EDITORIAL FUENLABRADA: Tiempo de renovación

Ha arrancado un nuevo año: 2017. Y con él, nuevos propósitos y retos de los que habrá que hacer balance dentro de doce meses. Pero como lo que importa es el ahora, estamos ante un año de renovación en muchos terrenos, de nuevas oportunidades y consolidación de logros. Especialmente, en Fuenlabrada.

El terreno político es uno de los campos que más novedades plantea en este año, toda vez que 2016 concluyó con la dimisión de un figura clave en la política fuenlabreña como Teresa Fernández. También arranca el curso con nuevas cuentas presupuestarias, eso sí, muy parecidas a las anteriores. Por lo que una vez despejadas las dudas y cuestiones judiciales, ahora es el tiempo de la política y ver la altura de miras de los concejales.

Ellos van a ser los responsables de que en este 2017 se ejecuten en la ciudad obras de gran calado y que llevan siendo reivindicadas por los ciudadanos desde hace tiempo. Por ejemplo, la desastrosa M-506, que como ya se avanzó en el pasado año será renovada en muchos de sus tramos. Y falta hace, teniendo en cuenta la siniestralidad elevada de su asfalto. Este proyecto se une al tan ansiado y esperado centro de salud en El Vivero. Compromiso que arrancó el alcalde, Manuel Robles, a la Comunidad de Madrid y que si atendemos al acuerdo a finales del curso podrá ser una realidad para los vecinos.
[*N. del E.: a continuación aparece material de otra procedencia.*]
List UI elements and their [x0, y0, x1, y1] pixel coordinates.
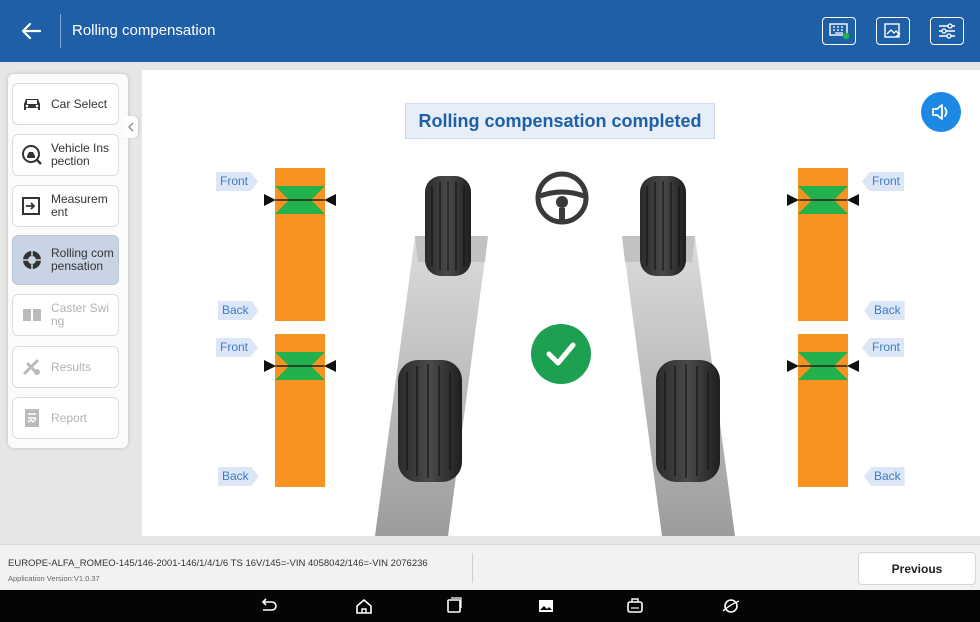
gauge-front-right [787, 168, 859, 321]
label-back-left-top: Back [218, 301, 259, 320]
label-back-right-top: Back [864, 301, 905, 320]
tire-front-left [425, 176, 471, 276]
nav-label: Results [51, 359, 92, 374]
nav-item-rolling-compensation[interactable]: Rolling compensation [12, 235, 119, 285]
page-title: Rolling compensation [72, 22, 216, 39]
nav-item-measurement[interactable]: Measurement [12, 185, 119, 227]
inspection-icon [21, 144, 43, 166]
screenshot-icon [884, 23, 901, 38]
info-divider [472, 553, 473, 583]
settings-sliders-icon [939, 23, 955, 39]
nav-item-car-select[interactable]: Car Select [12, 83, 119, 125]
speaker-icon [932, 104, 948, 120]
caster-icon [21, 304, 43, 326]
keyboard-vci-icon [829, 23, 850, 40]
chevron-left-icon [128, 122, 134, 132]
gauge-rear-left [264, 334, 336, 487]
report-icon [21, 407, 43, 429]
alignment-canvas [142, 70, 980, 536]
settings-button[interactable] [930, 17, 964, 45]
sound-button[interactable] [921, 92, 961, 132]
back-nav-icon[interactable] [257, 595, 279, 617]
tire-rear-right [656, 360, 720, 482]
app-version: Application Version:V1.0.37 [8, 574, 100, 583]
status-message: Rolling compensation completed [405, 103, 715, 139]
car-icon [21, 93, 43, 115]
label-front-right-top: Front [862, 172, 905, 191]
rolling-icon [21, 249, 43, 271]
nav-item-caster-swing[interactable]: Caster Swing [12, 294, 119, 336]
nav-item-results[interactable]: Results [12, 346, 119, 388]
gallery-icon[interactable] [535, 595, 557, 617]
nav-label: Rolling compensation [51, 246, 114, 273]
previous-button[interactable]: Previous [858, 552, 976, 585]
nav-item-report[interactable]: Report [12, 397, 119, 439]
app-header: Rolling compensation [0, 0, 980, 62]
label-front-left-bottom: Front [216, 338, 259, 357]
vci-keyboard-button[interactable] [822, 17, 856, 45]
measurement-icon [21, 195, 43, 217]
nav-label: Report [51, 410, 88, 425]
tire-front-right [640, 176, 686, 276]
label-back-right-bottom: Back [864, 467, 905, 486]
label-back-left-bottom: Back [218, 467, 259, 486]
screenshot-button[interactable] [876, 17, 910, 45]
collapse-nav-button[interactable] [124, 116, 138, 138]
browser-icon[interactable] [720, 595, 742, 617]
gauge-front-left [264, 168, 336, 321]
vci-icon[interactable] [624, 595, 646, 617]
label-front-left-top: Front [216, 172, 259, 191]
check-circle-icon [531, 324, 591, 384]
tire-rear-left [398, 360, 462, 482]
label-front-right-bottom: Front [862, 338, 905, 357]
vehicle-info-bar: EUROPE-ALFA_ROMEO-145/146-2001-146/1/4/1… [0, 544, 980, 590]
nav-label: Measurement [51, 192, 108, 219]
back-arrow-icon [21, 22, 42, 40]
system-nav-bar [0, 590, 980, 622]
nav-item-vehicle-inspection[interactable]: Vehicle Inspection [12, 134, 119, 176]
recent-apps-icon[interactable] [443, 595, 465, 617]
gauge-rear-right [787, 334, 859, 487]
results-icon [21, 356, 43, 378]
vehicle-path: EUROPE-ALFA_ROMEO-145/146-2001-146/1/4/1… [8, 558, 428, 569]
steering-wheel-icon [535, 171, 589, 225]
nav-label: Car Select [51, 96, 108, 111]
nav-label: Vehicle Inspection [51, 141, 110, 168]
header-divider [60, 14, 61, 48]
home-icon[interactable] [353, 595, 375, 617]
back-button[interactable] [10, 14, 52, 48]
nav-label: Caster Swing [51, 301, 110, 328]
Pero si un campo, literalmente, necesita renovación y de forma urgente es el de la agricultura, que año a año languidece. Pero, contra todo pronóstico, resiste a los avatares del mercado. Fuenlabrada le debe su origen a la agricultura y como tal cualquier cuidado y mimo a este sector se hace poco.
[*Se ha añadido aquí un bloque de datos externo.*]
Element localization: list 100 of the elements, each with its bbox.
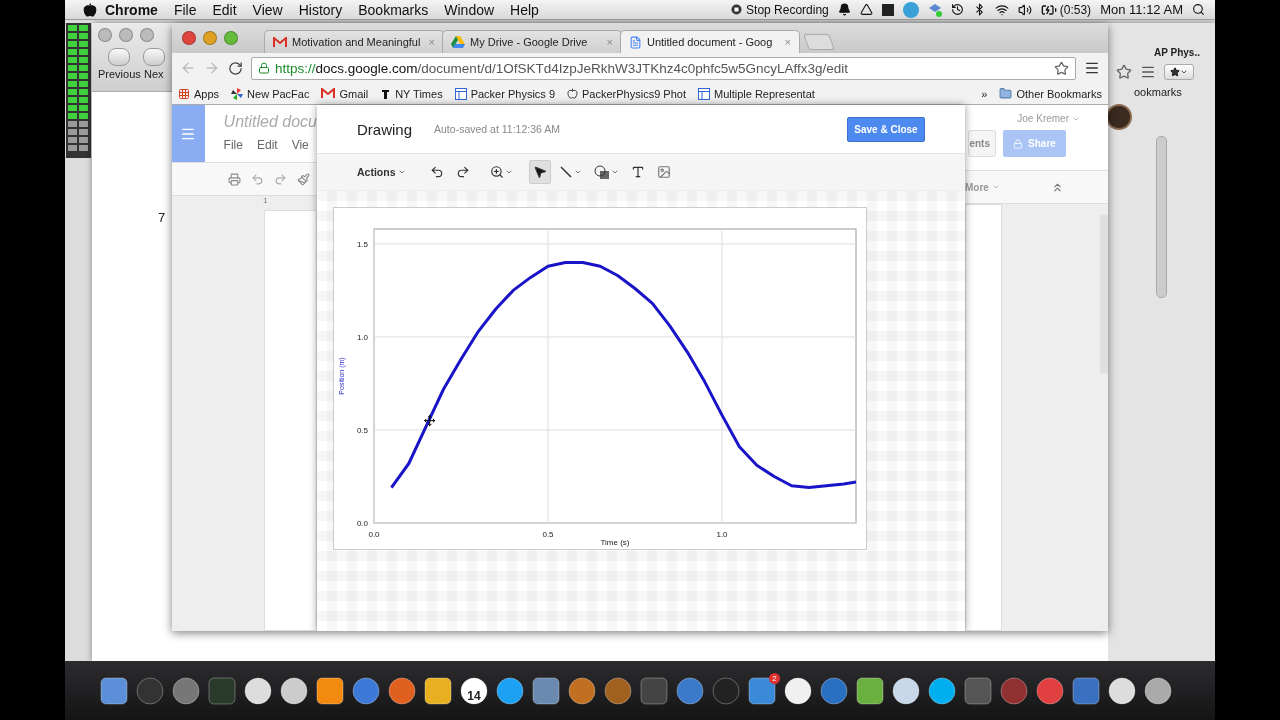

Decía el paleontólogo inglés Arthur Smith Woodward que “la agricultura no es, en verdad, un negocio; es una ocupación”. Y que razón tenía a la vista de los datos del sector el pasado año. Porque las ventas descendieron un 10%, lo que ha llevado a estrechar más el margen de negocio y, en algunos casos, incluso a cerrar plantaciones. 
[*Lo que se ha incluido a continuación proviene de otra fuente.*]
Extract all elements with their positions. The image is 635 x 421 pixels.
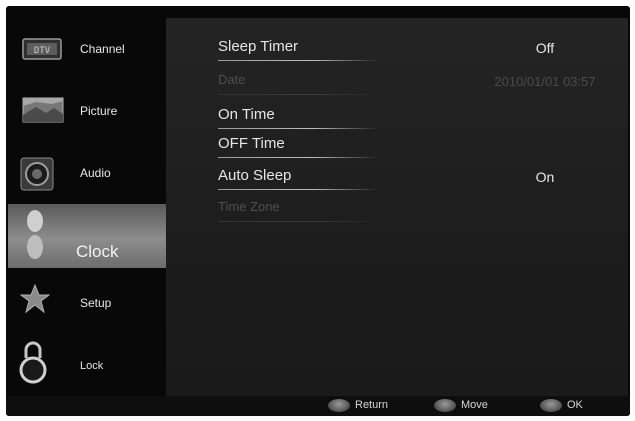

Sin embargo, como en la labranza, después de llover sale el sol y algunos rayos iluminan el futuro de los sufridos agricultores, que este año esperan mejorar los datos recortando, entre otras cosas, gastos.  Cualquier empujón a un sector tan longevo ayudará y si es cambiando el hábito alimenticio para mejorar la salud con productos de la tierra, mejor aún.